The Anne Arundel Bar County Bar Foundation is pleased to announce the winners of its annual High School Essay Contest.
   
1st Place ($500): Alexander McGrath, Severna Park High School
2nd Place ($250): Annabel Mungan, Rockbridge Academy
3rd Place ($100): Hannah Neff, South River High School
 
The contest was open to all public, private and home-schooled high school students, grades 9-12. More than 170 Anne Arundel County high school students submitted essays for this year's competition. Alexander McGrath, a rising senior from Severna Park High School, earned the first place award, topping his second place finish in last year's competition. McGrath is interested in pursuing a career in the law and has lined up summer internships with the Anne Arundel County State's Attorney's Office and the office of Congresswoman Donna Edwards.
 

  
The three winners received their awards on July 7 during a special ceremony in the Historic Courtroom of the Circuit Court in Annapolis.
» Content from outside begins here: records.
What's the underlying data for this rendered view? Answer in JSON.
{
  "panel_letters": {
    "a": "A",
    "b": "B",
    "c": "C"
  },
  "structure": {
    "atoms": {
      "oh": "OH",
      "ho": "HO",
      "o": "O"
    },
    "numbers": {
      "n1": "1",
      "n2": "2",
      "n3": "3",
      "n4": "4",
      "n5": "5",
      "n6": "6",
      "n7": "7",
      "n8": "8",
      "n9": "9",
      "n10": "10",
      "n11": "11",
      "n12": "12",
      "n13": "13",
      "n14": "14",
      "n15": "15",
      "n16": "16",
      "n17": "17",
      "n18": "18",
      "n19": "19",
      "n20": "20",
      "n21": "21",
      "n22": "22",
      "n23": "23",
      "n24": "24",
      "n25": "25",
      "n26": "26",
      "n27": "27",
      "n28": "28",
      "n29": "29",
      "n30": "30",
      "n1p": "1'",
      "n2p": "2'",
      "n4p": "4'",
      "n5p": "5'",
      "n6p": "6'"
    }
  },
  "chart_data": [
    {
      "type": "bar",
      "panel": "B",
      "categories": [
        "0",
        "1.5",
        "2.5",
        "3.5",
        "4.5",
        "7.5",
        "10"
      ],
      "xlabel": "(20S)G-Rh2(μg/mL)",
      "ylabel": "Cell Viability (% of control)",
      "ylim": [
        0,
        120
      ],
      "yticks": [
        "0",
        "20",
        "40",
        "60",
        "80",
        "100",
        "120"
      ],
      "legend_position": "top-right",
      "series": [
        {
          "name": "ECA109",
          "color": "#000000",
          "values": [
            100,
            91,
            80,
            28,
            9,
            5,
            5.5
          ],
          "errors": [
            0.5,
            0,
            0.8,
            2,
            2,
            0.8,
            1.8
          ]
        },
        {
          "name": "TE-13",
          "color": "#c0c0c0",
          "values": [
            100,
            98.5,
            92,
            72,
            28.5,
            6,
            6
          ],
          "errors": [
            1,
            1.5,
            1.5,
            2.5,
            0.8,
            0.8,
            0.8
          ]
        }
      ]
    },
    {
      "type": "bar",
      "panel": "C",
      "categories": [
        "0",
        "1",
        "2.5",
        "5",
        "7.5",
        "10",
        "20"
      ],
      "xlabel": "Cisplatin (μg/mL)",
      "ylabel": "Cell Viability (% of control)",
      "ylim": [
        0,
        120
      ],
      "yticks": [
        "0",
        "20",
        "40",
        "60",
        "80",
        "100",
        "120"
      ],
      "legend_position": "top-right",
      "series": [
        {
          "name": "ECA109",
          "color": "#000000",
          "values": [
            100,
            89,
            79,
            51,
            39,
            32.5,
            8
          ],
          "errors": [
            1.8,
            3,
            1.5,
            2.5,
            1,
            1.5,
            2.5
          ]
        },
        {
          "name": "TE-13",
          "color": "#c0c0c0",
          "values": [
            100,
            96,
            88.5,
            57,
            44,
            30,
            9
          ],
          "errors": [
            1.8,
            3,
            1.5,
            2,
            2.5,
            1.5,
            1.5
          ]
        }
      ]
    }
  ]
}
The Honorable Timothy Meredith of the Court of Special Appeals presented the awards. Judge Meredith and his wife, attorney Kathleen Meredith, founded the contest and have sponsored it for the past 17 years. During that time, nearly 2,800 county students have participated in the competition.
 
In addition to Judge Meredith, several long-standing members of the Anne Arundel Bar Association served as contest judges: Chris Brown, Brown & Getka, PA; Nancy Faulkner, director of court operations for the Anne Arundel Circuit Court; Hon. Glenn Klavans, judge, Anne Arundel Circuit Court; Bill Roessler, retired deputy state's attorney for Anne Arundel County; and Tim Sheridan, court administrator for the Baltimore County Circuit Court.
 
For this year's essay contest, high school students were invited to express their opinions on the U.S. Supreme Court case Bernard v. Minnesota (Docket No. 14-1470). The students had to consider this question: In the absence of a warrant, can a state make it a crime for a driver to refuse to take a breathalyzer test to detect the presence of alcohol in the driver's blood. The plaintiff in this case argued that a Minnesota law was a violation of his due process rights because the statute made it a crime for him to refuse to consent to an unreasonable warrantless search which, he contended, was not authorized under the Fourth Amendment of the United States Constitution.
 
At the time of the contest, the U.S. Supreme Court had not yet ruled on the case. Essay contest winners McGrath and Neff argued that compelling an individual to submit to a breathalyzer test in the absence of a warrant is a violation of the Fourth Amendment prohibition against unreasonable searches and seizures. Second-place winner Mungan argued that breathalyzer could be permitted in conjunction with an arrest, which was how the Supreme Court ultimately ruled in their 6-2 decision on June 23, 2016.